Involves intersectoral, holistic projects and programmes

Focuses on social context with little emphasis on policy

Focuses on social, economic, cultural, civil and politi­cal context, and is policy-oriented

Source: UNFPA, 2012, Managing Gender-based Violence Programmes in Emergencies. E-Learning Companion Guide, page 90, available in English, French, Spanish, and Arabic.

  • A rights-based approach:
    • Integrates international human rights and humanitarian law norms, standards and principles into plans, policies, services and processes of humanitarian intervention and development related to violence against women.
    • Is multi-sectoral and comprehensive.
    • Involves many actors and stakeholders (state and non-state).
    • Must be addressed within the context of the prevailing political, legal, social and cultural norms and values in a country or community.
  • A rights-based approach also seeks to empower women and girls.  ‘Empowerment’ implies that women are powerful in the face of adversity and approaches must build on that. Empowerment programming involves building the tools and resources necessary on an individual and community level to strengthen women and girls’ ability to make life choices that affect their social and physical well-being. These choices include decisions regarding their sexual health, livelihoods, continuing education and the use and control of social and economic resources. This requires programmes to work with men and entire communities to create an environment where women and girls are supported to make these decisions safely. It also means building the capacity of communities to identify and change the structural environment that enables violence against women and girls to continue. It requires long-term engagement from the outset of an emergency through until peace and development have truly come to women and girls. Examples of empowerment programming include: ensuring access to information in the earliest days of the emergency, supporting women’s choice in using the family planning method they want to use, working with men in Village Savings Loan Associations to allow women to have more voice in the home and reduce violence, and creating a larger environment where women can move around safely (Source:  IRC FAQs, 2011).
  • Applying a rights-based approach to VAWG responses in conflict/post-conflict settings can strengthen the accountability of all humanitarian actors including the UN and governments by promoting participation and inclusion; in turn, this can reinforce a culturally sensitive and non-discriminatory response to emergencies.
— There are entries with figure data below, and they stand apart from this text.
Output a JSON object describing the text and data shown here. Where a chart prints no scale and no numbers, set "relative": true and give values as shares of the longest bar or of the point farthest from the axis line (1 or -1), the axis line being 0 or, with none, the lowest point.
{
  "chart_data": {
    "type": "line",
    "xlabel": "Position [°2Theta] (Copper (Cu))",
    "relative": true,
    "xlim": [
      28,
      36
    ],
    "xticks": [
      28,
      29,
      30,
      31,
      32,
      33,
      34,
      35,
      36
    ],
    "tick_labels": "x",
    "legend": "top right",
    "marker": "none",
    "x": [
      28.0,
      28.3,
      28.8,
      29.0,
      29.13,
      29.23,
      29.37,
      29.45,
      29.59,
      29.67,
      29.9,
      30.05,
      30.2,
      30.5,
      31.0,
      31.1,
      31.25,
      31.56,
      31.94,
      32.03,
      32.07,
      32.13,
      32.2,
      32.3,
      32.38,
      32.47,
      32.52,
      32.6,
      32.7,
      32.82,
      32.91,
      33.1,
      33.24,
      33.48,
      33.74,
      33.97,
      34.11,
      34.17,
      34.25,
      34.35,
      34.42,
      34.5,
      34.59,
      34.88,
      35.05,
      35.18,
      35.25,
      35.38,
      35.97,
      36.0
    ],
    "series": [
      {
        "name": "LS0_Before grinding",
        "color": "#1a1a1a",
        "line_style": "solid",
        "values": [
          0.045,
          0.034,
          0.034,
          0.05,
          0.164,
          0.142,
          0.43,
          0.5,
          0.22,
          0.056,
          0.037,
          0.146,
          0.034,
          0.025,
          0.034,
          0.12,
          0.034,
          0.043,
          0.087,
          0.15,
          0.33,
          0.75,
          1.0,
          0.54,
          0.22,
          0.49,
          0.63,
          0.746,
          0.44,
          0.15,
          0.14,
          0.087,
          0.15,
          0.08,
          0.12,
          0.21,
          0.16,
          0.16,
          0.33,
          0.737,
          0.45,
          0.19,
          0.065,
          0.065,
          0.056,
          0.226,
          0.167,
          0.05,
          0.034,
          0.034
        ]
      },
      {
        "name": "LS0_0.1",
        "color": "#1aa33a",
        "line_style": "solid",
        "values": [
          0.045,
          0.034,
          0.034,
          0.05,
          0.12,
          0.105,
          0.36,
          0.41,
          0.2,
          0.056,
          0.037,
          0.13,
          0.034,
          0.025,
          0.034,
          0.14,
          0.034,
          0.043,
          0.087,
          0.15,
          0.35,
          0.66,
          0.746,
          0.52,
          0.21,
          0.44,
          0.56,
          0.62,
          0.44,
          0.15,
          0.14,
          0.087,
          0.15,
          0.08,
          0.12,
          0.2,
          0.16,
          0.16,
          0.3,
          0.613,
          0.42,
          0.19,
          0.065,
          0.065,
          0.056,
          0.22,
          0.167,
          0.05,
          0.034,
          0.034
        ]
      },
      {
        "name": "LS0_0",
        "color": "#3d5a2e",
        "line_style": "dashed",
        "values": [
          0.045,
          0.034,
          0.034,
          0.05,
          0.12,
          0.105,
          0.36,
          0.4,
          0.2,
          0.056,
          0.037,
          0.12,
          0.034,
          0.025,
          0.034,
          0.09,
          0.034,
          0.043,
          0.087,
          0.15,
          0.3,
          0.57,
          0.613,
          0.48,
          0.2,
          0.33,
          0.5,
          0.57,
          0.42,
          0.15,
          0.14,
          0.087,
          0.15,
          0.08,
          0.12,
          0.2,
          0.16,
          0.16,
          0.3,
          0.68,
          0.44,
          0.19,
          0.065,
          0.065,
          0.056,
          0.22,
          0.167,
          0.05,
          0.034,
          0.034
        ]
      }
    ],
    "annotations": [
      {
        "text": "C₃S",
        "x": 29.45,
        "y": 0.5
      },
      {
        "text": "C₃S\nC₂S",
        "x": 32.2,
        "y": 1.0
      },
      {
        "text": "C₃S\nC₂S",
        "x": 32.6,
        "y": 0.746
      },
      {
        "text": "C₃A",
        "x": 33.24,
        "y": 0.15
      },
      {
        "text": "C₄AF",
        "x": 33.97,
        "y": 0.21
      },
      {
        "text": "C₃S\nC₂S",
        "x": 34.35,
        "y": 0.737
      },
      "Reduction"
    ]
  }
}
By understanding the social factors that influence decision-making during conflicts, and actively recognizing and analyzing changing roles and vulnerabilities of women and men, a rights-based approach can mitigate the short-term and long-term negative effects of a crisis situation (UNFPA and Harvard School of Public Health, 2010).  
  • Mechanisms for assisting ‘rights holders’ to claim rights include:
    • Sensitization/awareness of rights holders and duty bearers
    • Advocacy to duty bearers
    • Participation and empowerment of rights holders
    • Ensuring national legislation and legislative oversight mechanisms
    • Reporting obligations to UN monitoring mechanisms (narrative reports/data)
    • Civil society “shadow reporting” (for example, on CEDAW) (excerpted from UNFPA, Curriculum Guide GBV Coordination Course, p 81)


 UNFPA and Harvard School of Public Health. 2005. A Human Rights based Approach to Programming:  Practical Information and Training Materials. This Manual provides step-by-step guidance on how to apply a culturally sensitive, gender-responsive, human rights-based approach to programming in each of UNFPA’s three core areas of work: population and development, reproductive health, and gender. It also covers how to apply such an approach in the context of a humanitarian emergency. The pdf includes a facilitator manual.